What I’m here to address, however, is the matter of Frank’s name. On the Internet, one can find him listed as Frank Morris or as Frank Johnson. Well how did the Internet mess that up? Well, it’s a mistake that comes from the comics. For a long time Frank was never given a surname. The earliest I can find of him having one is Superman #360, which was June 1981. He was Frank Morris there. It was a single off-hand reference in a story that wasn’t even about Frank. That was upended by Superman Family #215 (February 1982) in which Frank gives his full name as Franklin Pierce Jackson. That story is actually about Frank reveals that he’s a retired baseball player who was keeping his identity quiet for personal reasons. So maybe he was using Frank Morris as an alias? Well, maybe, but we only ever learned the Morris surname from a narrative caption, not a character in the story, so you think it’d be a fact given from an omniscient viewpoint. No, clearly Morris was never an alias, it was just that the writer of the Superman Family story didn’t know about the Morris naming. The latter story even has Clark explicitly note that he’d never bothered to learn Frank’s name. Anyway, the Jackson name is the one that stuck (It was used in Superman #413 in 1985, for example). So I’d say Jackson is pretty clearly the one that counts.
So why did they get rid of a nice guy like Frank? Well, I have my suspicions, which I can not prove, that maybe it was an overcorrection for fear of being perceived as racist. “The one black guy in here is the doorman?” they might have thought. Well, sure. If Frank Jackson was the only representative of black people in the franchise, I’d agree that was unfortunate. But I’d also say that the solution isn’t to cut Frank out, it’s to add more roles for black people (and that is better in the books now than it was back in Frank’s day). After all, I don’t think there’s shame in being a doorman. Working class people deserve to be represented in stories as well as anyone else.
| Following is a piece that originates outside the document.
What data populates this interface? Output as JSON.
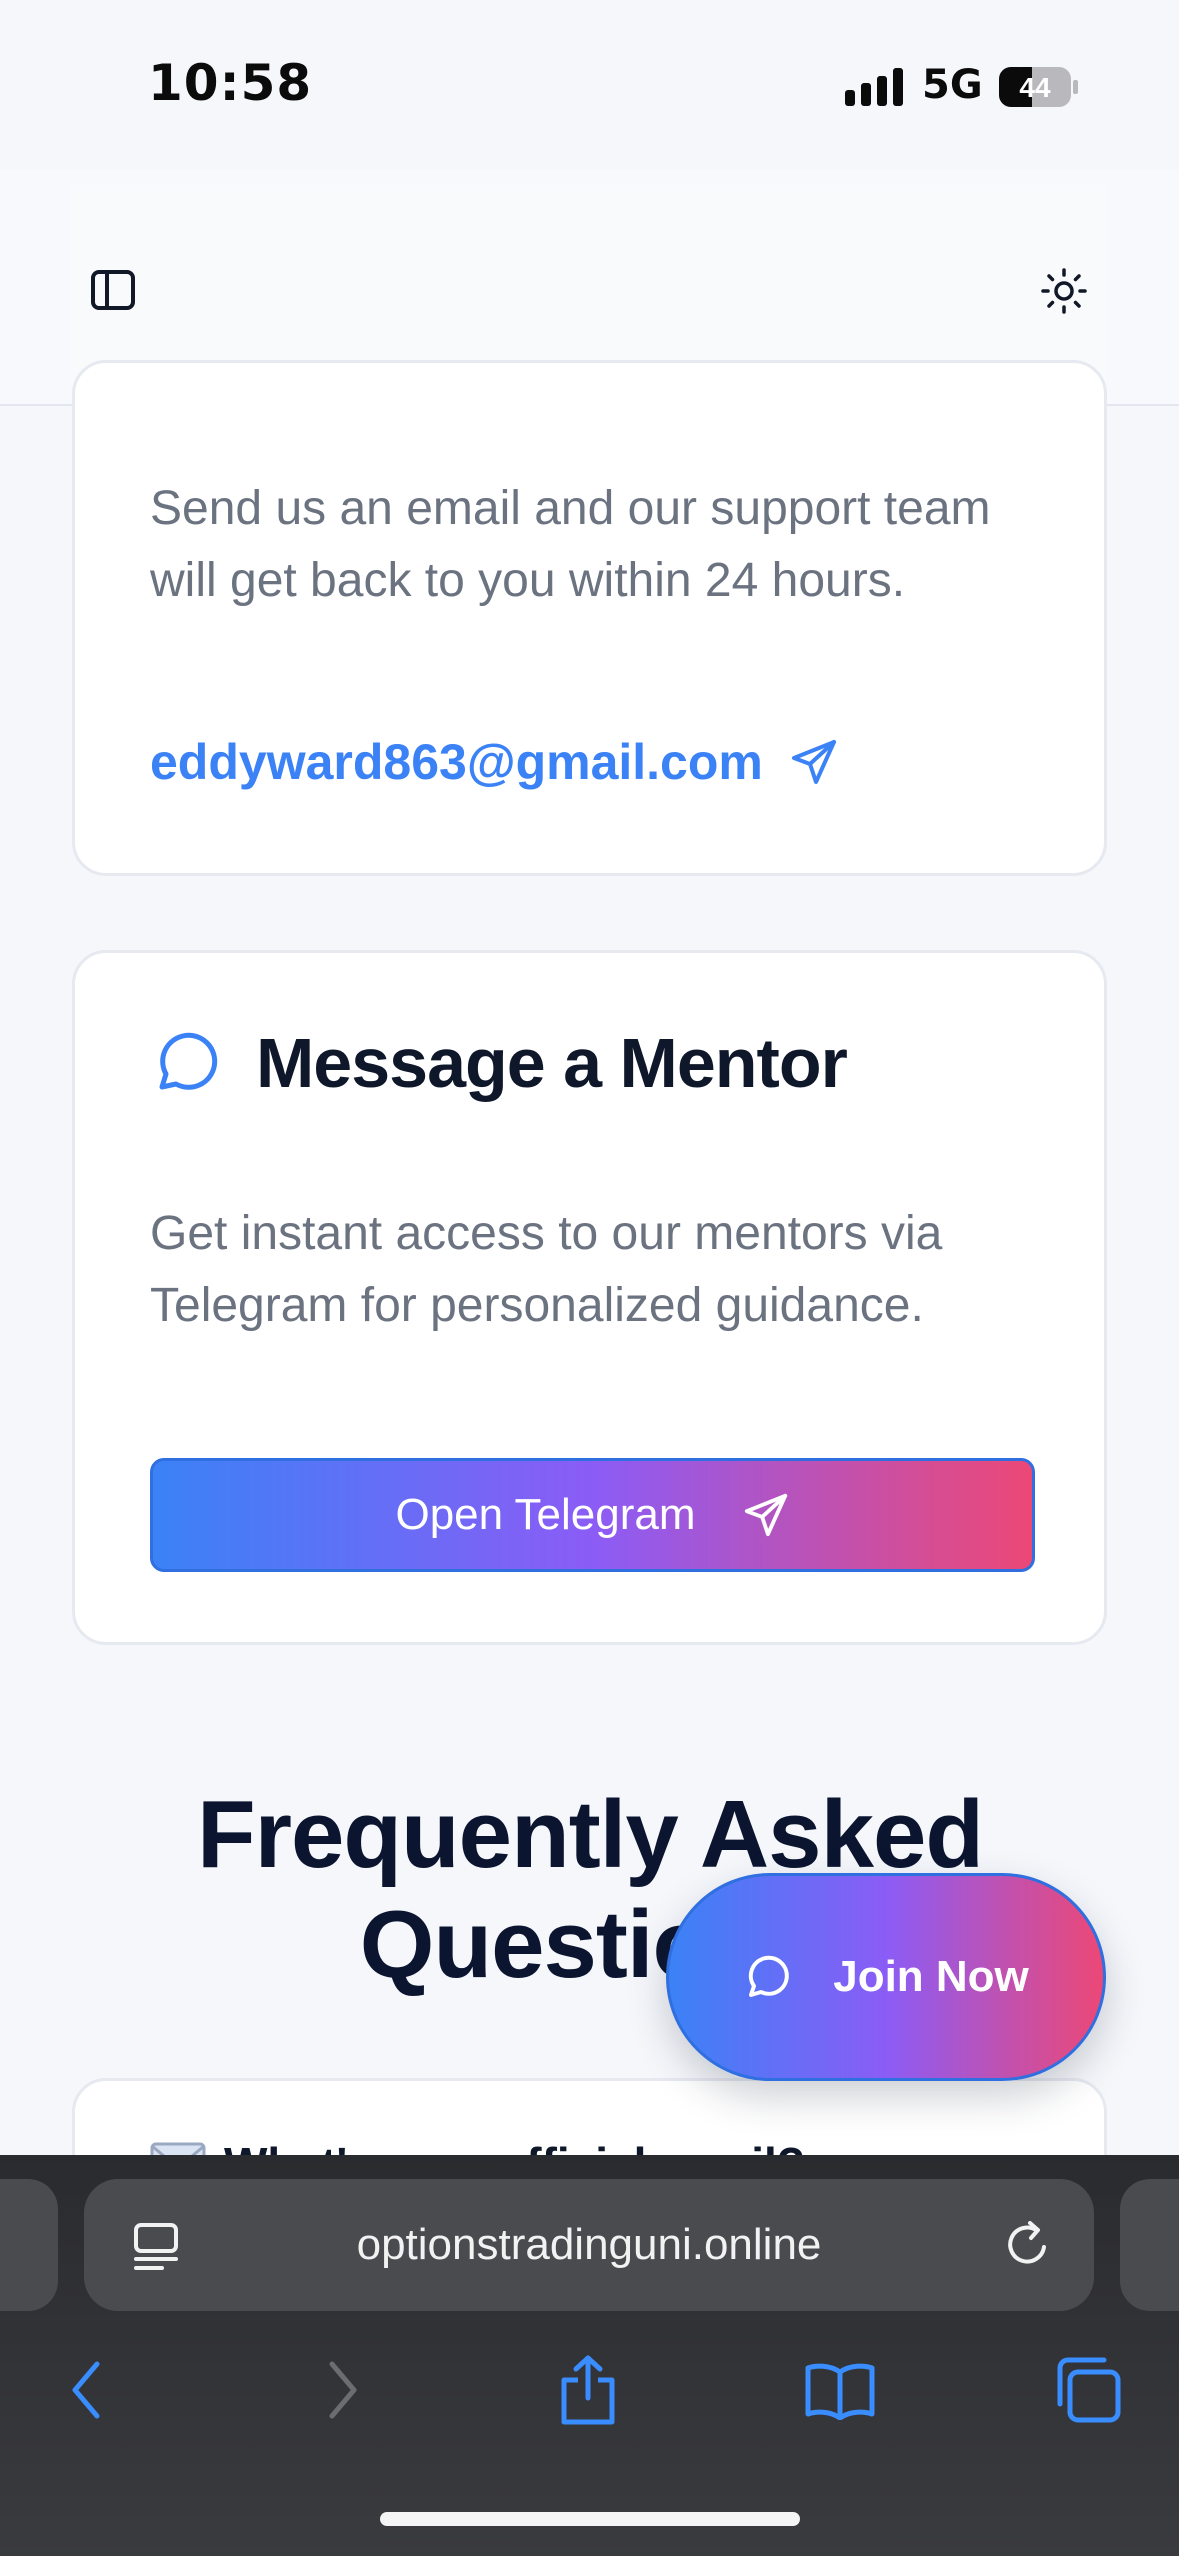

I for one, would be happy to see Frank back at his post.
Also, it’s worth noting that the era that ignored Frank Jackson was also the era that introduced Franklin Stern as the publisher of the Daily Planet. I’m not going to pretend I know why, but it seems like the name “Franklin” was very popular for token black characters. I’d guess it’s a name that they thought sounded black, but not so black as to scare anybody. You had Franklin from Peanuts, and Roosevelt Franklin from Sesame Street, and the latter led to Franklin Delano Bluth. Anyway, Superman has outdone them all by having two Black Franklins. Take that, everybody else.